LEGISLATURE
Teachers, other public employees may not get annual raises, according to new state budget
1% cost-of-living raises stricken from latest draft of fiscal year 2027 budget
Teachers, university employees, firefighters, law enforcement and other public sector workers may not receive their yearly cost-of-living raises after wage increases were cut from the latest draft of the state budget.
Public employees were set to receive 1% raises before the item was removed due to funding concerns.
In a meeting of the Senate Finance Committee on Thursday night, Sen. Jeff Steinborn, D-Las Cruces, asked committee officials if the raises had been removed, which principal financial analyst Adrian Avila confirmed.
Changes to the budget bill did not leave enough capacity to fund the $62 million, Avila said.
“We had to find the recurring capacity somewhere, so that came from the public employees. So there will not be a raise this year,” Avila said Thursday.
This will be the first year under Gov. Michelle Lujan Grisham that public employees will not receive a raise, according to Whitney Holland, president of the New Mexico chapter of the American Federation of Teachers. Last year, public sector workers — educators, bus drivers, librarians, corrections officers, nurses, social workers — got a 3% raise, Holland said.
“It’s a kick in the teeth,” Holland said.
If it passes in the Senate, House Bill 47, which advanced through the House of Representatives in a unanimous vote Wednesday, would require employers to pay 80% of health insurance premiums for educators, putting them on par with other state employees, who had their premiums lowered via a bill signed into law last year.
Sen. George Muñoz, D-Gallup, chair of the Senate Finance Committee, told the group the cheaper health insurance benefits would end up saving workers more than the raises would have afforded them.
“(The health insurance benefits) are more meaningful to me than a 1% raise, which means like $26 a paycheck,” Muñoz told the committee.
Muñoz addressed the raises in a Friday afternoon committee hearing, telling lawmakers the state had spent $1.6 billion over the last four years for pay increases and health care benefits for public employees. Of that total, $1.3 billion went toward pay raises, while the remainder paid for health insurance benefits and pensions.
Employees have had a 20% pay raise over five years, he said.
“We had to do 80/20 (health care premiums) for teachers, and so 1% just did not make sense with what we had to do with child care and everything else,” Muñoz said. “There’s a lot of money spent on our state employees. We’ve taken care of them very well.”
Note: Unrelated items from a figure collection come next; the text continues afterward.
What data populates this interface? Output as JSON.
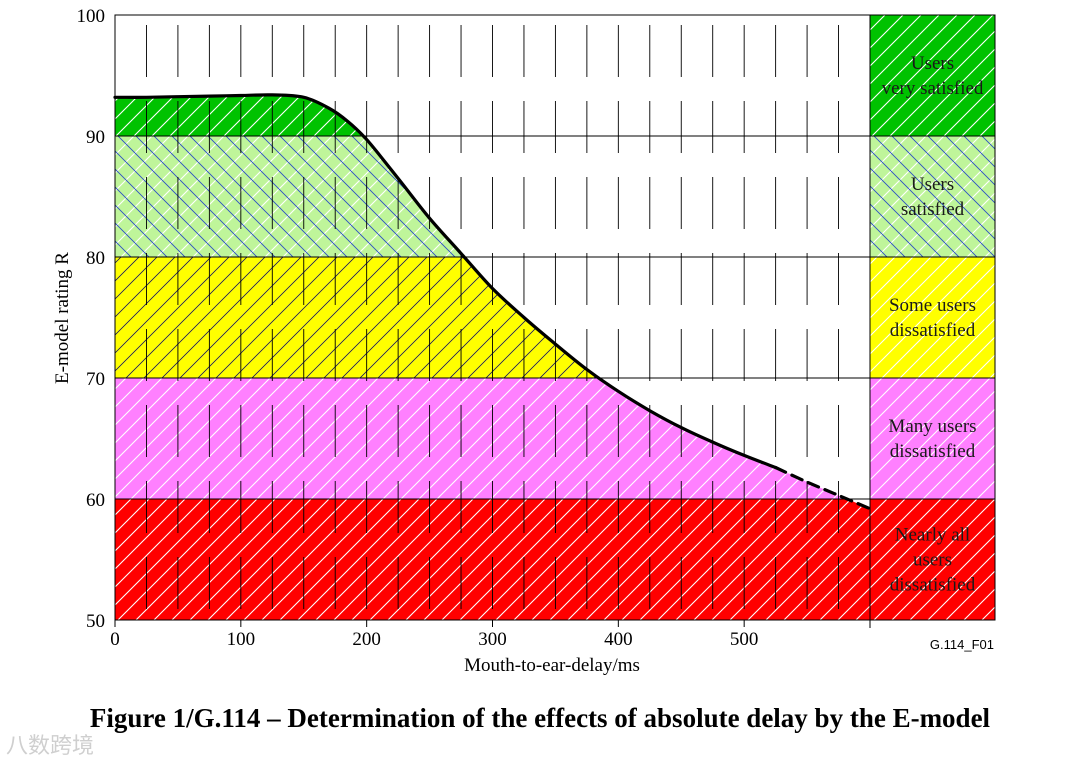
{
  "chart_data": {
    "type": "line",
    "xlabel": "Mouth-to-ear-delay/ms",
    "ylabel": "E-model rating R",
    "xlim": [
      0,
      600
    ],
    "ylim": [
      50,
      100
    ],
    "x_ticks": [
      0,
      100,
      200,
      300,
      400,
      500
    ],
    "y_ticks": [
      50,
      60,
      70,
      80,
      90,
      100
    ],
    "grid": true,
    "series": [
      {
        "points": [
          [
            0,
            93.2
          ],
          [
            25,
            93.2
          ],
          [
            50,
            93.25
          ],
          [
            75,
            93.3
          ],
          [
            100,
            93.35
          ],
          [
            125,
            93.4
          ],
          [
            150,
            93.2
          ],
          [
            170,
            92.3
          ],
          [
            185,
            91.2
          ],
          [
            200,
            89.7
          ],
          [
            225,
            86.5
          ],
          [
            250,
            83.2
          ],
          [
            275,
            80.3
          ],
          [
            300,
            77.4
          ],
          [
            325,
            75.0
          ],
          [
            350,
            72.8
          ],
          [
            375,
            70.7
          ],
          [
            400,
            68.9
          ],
          [
            425,
            67.3
          ],
          [
            450,
            65.9
          ],
          [
            475,
            64.7
          ],
          [
            500,
            63.6
          ],
          [
            525,
            62.6
          ]
        ],
        "style": "solid"
      },
      {
        "points": [
          [
            525,
            62.6
          ],
          [
            550,
            61.4
          ],
          [
            575,
            60.3
          ],
          [
            600,
            59.2
          ]
        ],
        "style": "dashed"
      }
    ],
    "bands": [
      {
        "from": 90,
        "to": 100,
        "label": "Users very satisfied",
        "label_lines": [
          "Users",
          "very satisfied"
        ],
        "color": "#00c200"
      },
      {
        "from": 80,
        "to": 90,
        "label": "Users satisfied",
        "label_lines": [
          "Users",
          "satisfied"
        ],
        "color": "#bff59a"
      },
      {
        "from": 70,
        "to": 80,
        "label": "Some users dissatisfied",
        "label_lines": [
          "Some users",
          "dissatisfied"
        ],
        "color": "#ffff00"
      },
      {
        "from": 60,
        "to": 70,
        "label": "Many users dissatisfied",
        "label_lines": [
          "Many users",
          "dissatisfied"
        ],
        "color": "#ff80ff"
      },
      {
        "from": 50,
        "to": 60,
        "label": "Nearly all users dissatisfied",
        "label_lines": [
          "Nearly all",
          "users",
          "dissatisfied"
        ],
        "color": "#ff0000"
      }
    ]
  },
  "figure_code": "G.114_F01",
  "caption": "Figure 1/G.114 – Determination of the effects of absolute delay by the E-model",
  "watermark": "八数跨境"
}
Holland said union leaders have received conflicting information about where the money for raises will go. The most recent explanation she’s heard, she said, is that the funding is needed for universal child care.
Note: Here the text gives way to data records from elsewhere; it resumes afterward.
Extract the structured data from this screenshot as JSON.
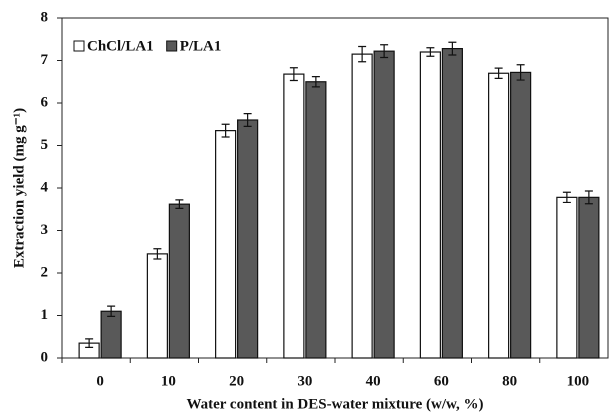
{
  "chart_data": {
    "type": "bar",
    "xlabel": "Water content in DES-water mixture (w/w, %)",
    "ylabel": "Extraction yield (mg g⁻¹)",
    "categories": [
      "0",
      "10",
      "20",
      "30",
      "40",
      "60",
      "80",
      "100"
    ],
    "series": [
      {
        "name": "ChCl/LA1",
        "color": "#ffffff",
        "values": [
          0.35,
          2.45,
          5.35,
          6.68,
          7.15,
          7.2,
          6.7,
          3.78
        ],
        "errors": [
          0.1,
          0.12,
          0.15,
          0.15,
          0.18,
          0.1,
          0.12,
          0.12
        ]
      },
      {
        "name": "P/LA1",
        "color": "#595959",
        "values": [
          1.1,
          3.62,
          5.6,
          6.5,
          7.22,
          7.28,
          6.72,
          3.78
        ],
        "errors": [
          0.12,
          0.1,
          0.15,
          0.12,
          0.15,
          0.15,
          0.18,
          0.15
        ]
      }
    ],
    "ylim": [
      0,
      8
    ],
    "yticks": [
      0,
      1,
      2,
      3,
      4,
      5,
      6,
      7,
      8
    ],
    "legend": "top-left"
  }
}
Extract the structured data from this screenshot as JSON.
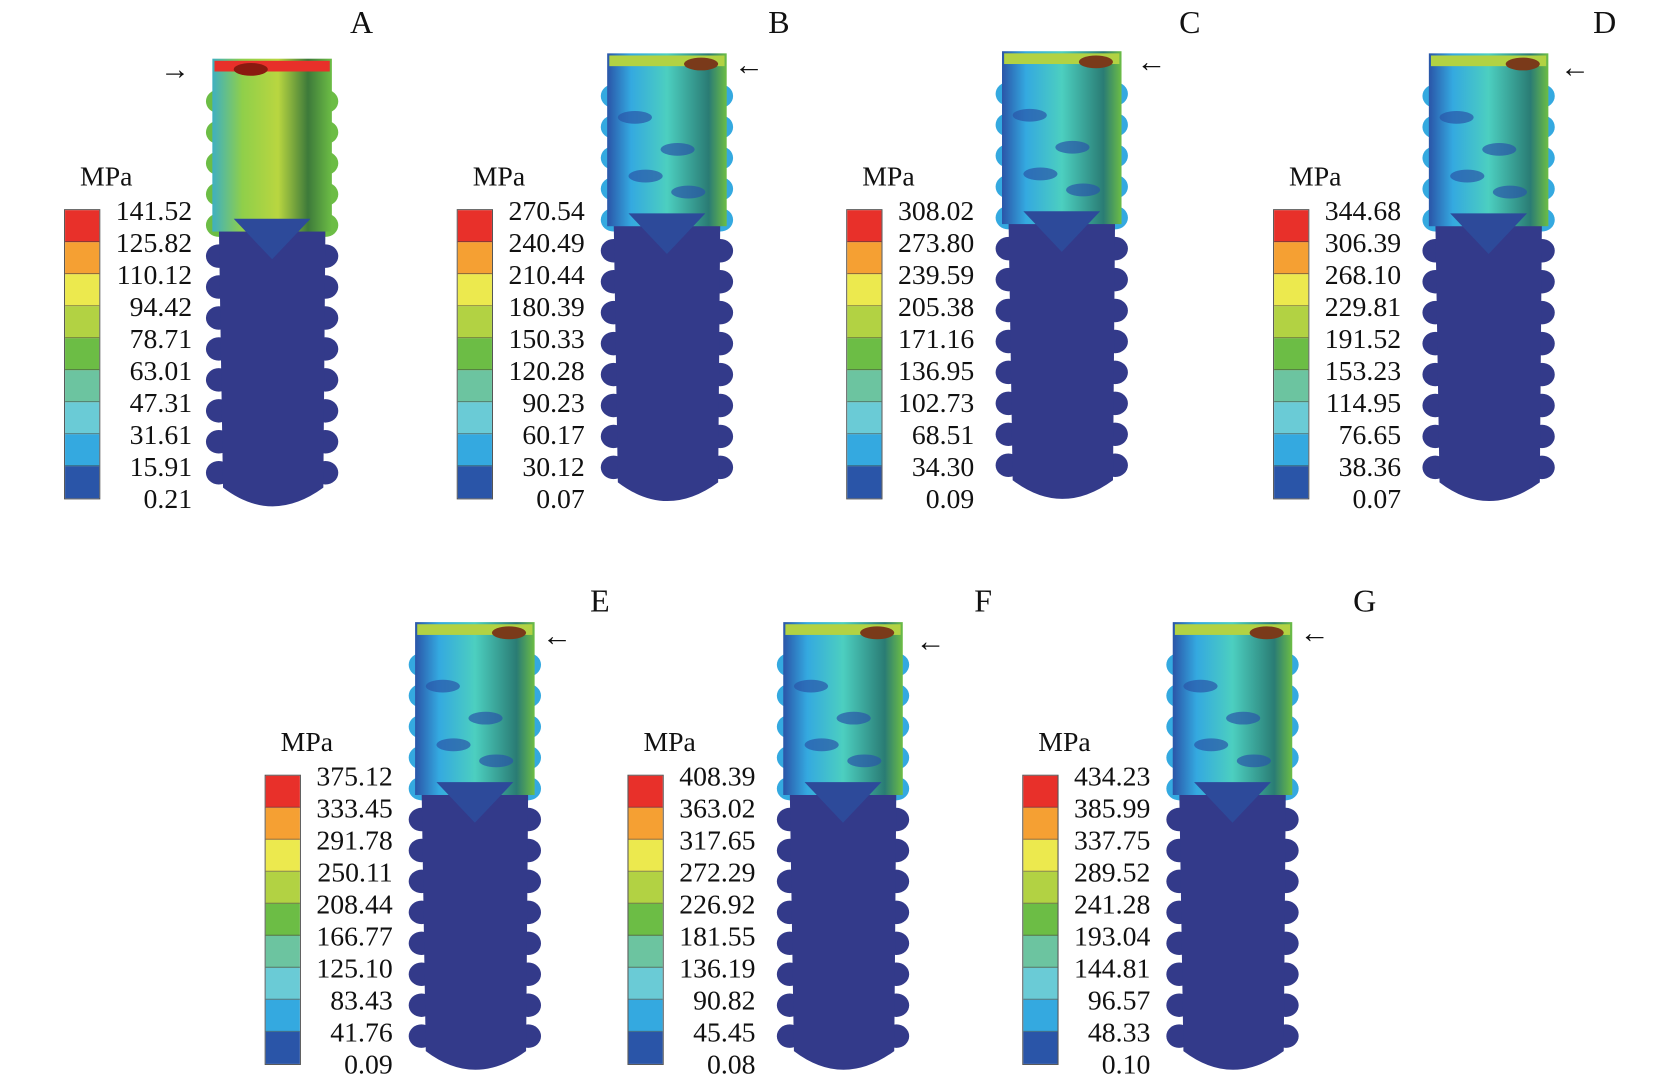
{
  "unit": "MPa",
  "band_colors": [
    "#e8302a",
    "#f5a033",
    "#ece94e",
    "#b2d243",
    "#6cbd45",
    "#6cc4a0",
    "#6acbd6",
    "#34a9e0",
    "#2a55a8"
  ],
  "implant_body_color": "#333a8a",
  "panels": [
    {
      "label": "A",
      "arrow": "→",
      "values": [
        "141.52",
        "125.82",
        "110.12",
        "94.42",
        "78.71",
        "63.01",
        "47.31",
        "31.61",
        "15.91",
        "0.21"
      ]
    },
    {
      "label": "B",
      "arrow": "←",
      "values": [
        "270.54",
        "240.49",
        "210.44",
        "180.39",
        "150.33",
        "120.28",
        "90.23",
        "60.17",
        "30.12",
        "0.07"
      ]
    },
    {
      "label": "C",
      "arrow": "←",
      "values": [
        "308.02",
        "273.80",
        "239.59",
        "205.38",
        "171.16",
        "136.95",
        "102.73",
        "68.51",
        "34.30",
        "0.09"
      ]
    },
    {
      "label": "D",
      "arrow": "←",
      "values": [
        "344.68",
        "306.39",
        "268.10",
        "229.81",
        "191.52",
        "153.23",
        "114.95",
        "76.65",
        "38.36",
        "0.07"
      ]
    },
    {
      "label": "E",
      "arrow": "←",
      "values": [
        "375.12",
        "333.45",
        "291.78",
        "250.11",
        "208.44",
        "166.77",
        "125.10",
        "83.43",
        "41.76",
        "0.09"
      ]
    },
    {
      "label": "F",
      "arrow": "←",
      "values": [
        "408.39",
        "363.02",
        "317.65",
        "272.29",
        "226.92",
        "181.55",
        "136.19",
        "90.82",
        "45.45",
        "0.08"
      ]
    },
    {
      "label": "G",
      "arrow": "←",
      "values": [
        "434.23",
        "385.99",
        "337.75",
        "289.52",
        "241.28",
        "193.04",
        "144.81",
        "96.57",
        "48.33",
        "0.10"
      ]
    }
  ]
}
“I think our folks are reasonable,” Holland said. “If it was something like child care, that’s a bigger conversation. But the smoke and mirrors is not helping.”
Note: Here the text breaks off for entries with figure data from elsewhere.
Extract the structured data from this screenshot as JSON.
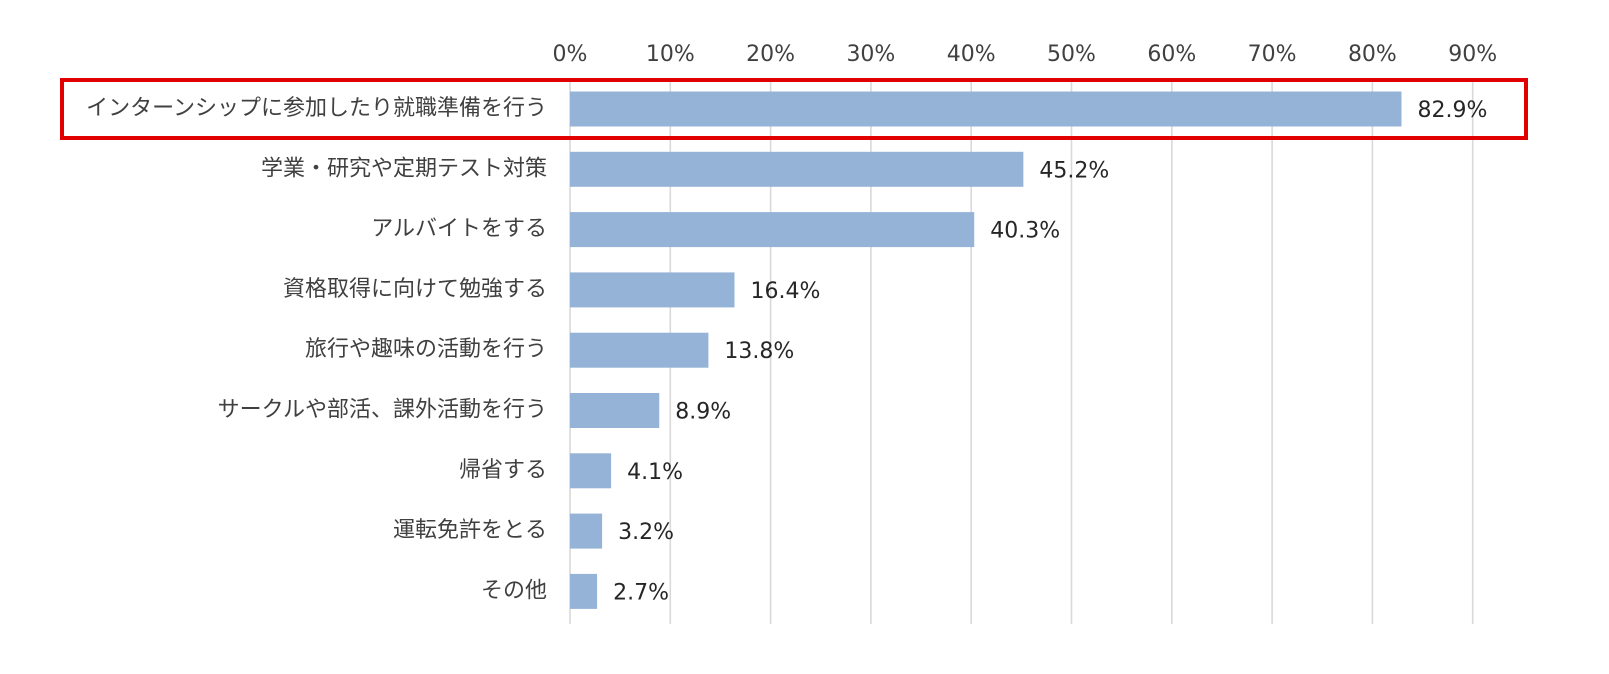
{
  "chart_data": {
    "type": "bar",
    "orientation": "horizontal",
    "title": "",
    "xlabel": "",
    "ylabel": "",
    "xlim": [
      0,
      90
    ],
    "x_ticks": [
      "0%",
      "10%",
      "20%",
      "30%",
      "40%",
      "50%",
      "60%",
      "70%",
      "80%",
      "90%"
    ],
    "x_tick_values": [
      0,
      10,
      20,
      30,
      40,
      50,
      60,
      70,
      80,
      90
    ],
    "x_axis_position": "top",
    "grid": "vertical",
    "legend": "none",
    "categories": [
      "インターンシップに参加したり就職準備を行う",
      "学業・研究や定期テスト対策",
      "アルバイトをする",
      "資格取得に向けて勉強する",
      "旅行や趣味の活動を行う",
      "サークルや部活、課外活動を行う",
      "帰省する",
      "運転免許をとる",
      "その他"
    ],
    "values": [
      82.9,
      45.2,
      40.3,
      16.4,
      13.8,
      8.9,
      4.1,
      3.2,
      2.7
    ],
    "data_labels": [
      "82.9%",
      "45.2%",
      "40.3%",
      "16.4%",
      "13.8%",
      "8.9%",
      "4.1%",
      "3.2%",
      "2.7%"
    ],
    "highlighted_category_index": 0,
    "colors": {
      "bar": "#95b3d7",
      "highlight_border": "#e00000",
      "gridline": "#d9d9d9",
      "text": "#404040"
    }
  }
}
Carter Bundy, lobbyist for the New Mexico chapter of the American Federation of State, County and Municipal Employees, said his union hopes the item will be put back on next year’s budget before its final vote in both chambers.
When pay doesn’t keep pace with inflation — about 3% yearly — the state is at risk of losing workers who provide essential public services, Bundy said.
“We’re already badly short-staffed in education. We still have huge class sizes in a lot of schools because we don’t have enough educators,” Bundy said. “State, K-12 and university employees can’t keep falling further behind.”